The prices of economically sensitive industrial metals such as nickel, aluminium, iron ore and copper have dropped dramatically over the past year. Nickel is at a three-year low of $15,450 a tonne, says Jack Farchy in the Financial Times. Aluminium, used in the aircraft and car manufacturing industries, is down 20% since March to $1,899 a tonne – nearing its 2009 lows.

“The recent weakness is much more pronounced than the previous ‘corrections’,” says Puru Saxena on Kitco.com. If producers’ margins continue to be squeezed, miners may be forced to cut output to support prices. The share price of Anglo American, one of the world’s top-ten nickel producers, fell by 5% after it reported lacklustre results last week, while Svein Richard Brandtzaeg, CEO of aluminium producer Norsk Hydro, told the FT that the current “extremely low” aluminium prices make it “impossible” for the sector to “deliver a decent return”.

The slide boils down to China. As well as accounting for much of global metal demand, the country is also the “most important swing supplier in most metals markets”, says the FT. To support aluminium producers, for example, the authorities have cut electricity prices. That lowers costs for local producers, so they can afford to maintain output even at lower prices. This in turn puts further downward pressure on end prices.

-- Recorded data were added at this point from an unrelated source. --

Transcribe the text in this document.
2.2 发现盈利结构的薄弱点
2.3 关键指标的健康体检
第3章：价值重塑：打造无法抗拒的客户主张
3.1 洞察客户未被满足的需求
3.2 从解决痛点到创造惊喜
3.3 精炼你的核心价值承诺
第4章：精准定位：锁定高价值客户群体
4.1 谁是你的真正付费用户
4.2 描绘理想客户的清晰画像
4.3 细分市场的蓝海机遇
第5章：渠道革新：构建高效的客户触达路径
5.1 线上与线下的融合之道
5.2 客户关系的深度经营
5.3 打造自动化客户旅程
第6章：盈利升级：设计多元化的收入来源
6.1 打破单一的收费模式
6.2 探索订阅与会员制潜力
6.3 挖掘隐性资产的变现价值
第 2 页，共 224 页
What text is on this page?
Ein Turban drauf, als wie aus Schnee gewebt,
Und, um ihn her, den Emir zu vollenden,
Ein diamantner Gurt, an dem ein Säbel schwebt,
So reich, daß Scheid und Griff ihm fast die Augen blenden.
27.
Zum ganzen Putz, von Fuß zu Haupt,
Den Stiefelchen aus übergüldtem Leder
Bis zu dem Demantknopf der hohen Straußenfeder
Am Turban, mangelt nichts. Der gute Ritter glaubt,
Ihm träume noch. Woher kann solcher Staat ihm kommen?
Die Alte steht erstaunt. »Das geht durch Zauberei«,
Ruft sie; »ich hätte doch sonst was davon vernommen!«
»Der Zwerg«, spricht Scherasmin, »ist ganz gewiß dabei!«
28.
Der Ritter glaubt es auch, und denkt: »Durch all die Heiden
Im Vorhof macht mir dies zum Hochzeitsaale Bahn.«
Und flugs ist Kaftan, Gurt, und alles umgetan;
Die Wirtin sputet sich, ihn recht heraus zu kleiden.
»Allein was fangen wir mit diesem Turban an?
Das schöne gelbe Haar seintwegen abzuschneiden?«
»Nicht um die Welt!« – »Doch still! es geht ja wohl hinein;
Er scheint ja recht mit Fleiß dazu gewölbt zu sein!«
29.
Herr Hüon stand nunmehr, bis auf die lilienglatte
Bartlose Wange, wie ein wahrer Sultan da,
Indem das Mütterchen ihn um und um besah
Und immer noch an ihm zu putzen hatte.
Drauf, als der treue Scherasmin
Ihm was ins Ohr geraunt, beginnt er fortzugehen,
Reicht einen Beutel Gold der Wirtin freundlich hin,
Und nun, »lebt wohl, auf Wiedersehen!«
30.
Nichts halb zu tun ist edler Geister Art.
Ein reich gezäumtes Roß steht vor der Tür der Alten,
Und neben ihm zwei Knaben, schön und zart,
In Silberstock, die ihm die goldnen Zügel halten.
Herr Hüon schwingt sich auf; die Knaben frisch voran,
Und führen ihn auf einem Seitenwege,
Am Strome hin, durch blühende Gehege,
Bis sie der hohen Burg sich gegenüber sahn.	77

More fundamentally, while China may only account for 10% of world GDP, says Sean Corrigan at Diapason Commodities Management, “it is currently responsible for 40%-50% of total, worldwide consumption across a whole spectrum of industrial commodities”. As for coal, oil, and iron ore, it has “gobbled up more than 100% of the incremental rise in their use over the past four, post-Lehman years”, he notes. Forget a hard landing – even a “slowing” in China “can’t fail to have an impact” on commodity prices and the mining sector. After all, it’s unlikely that the West will be in a position to take up the slack anytime soon.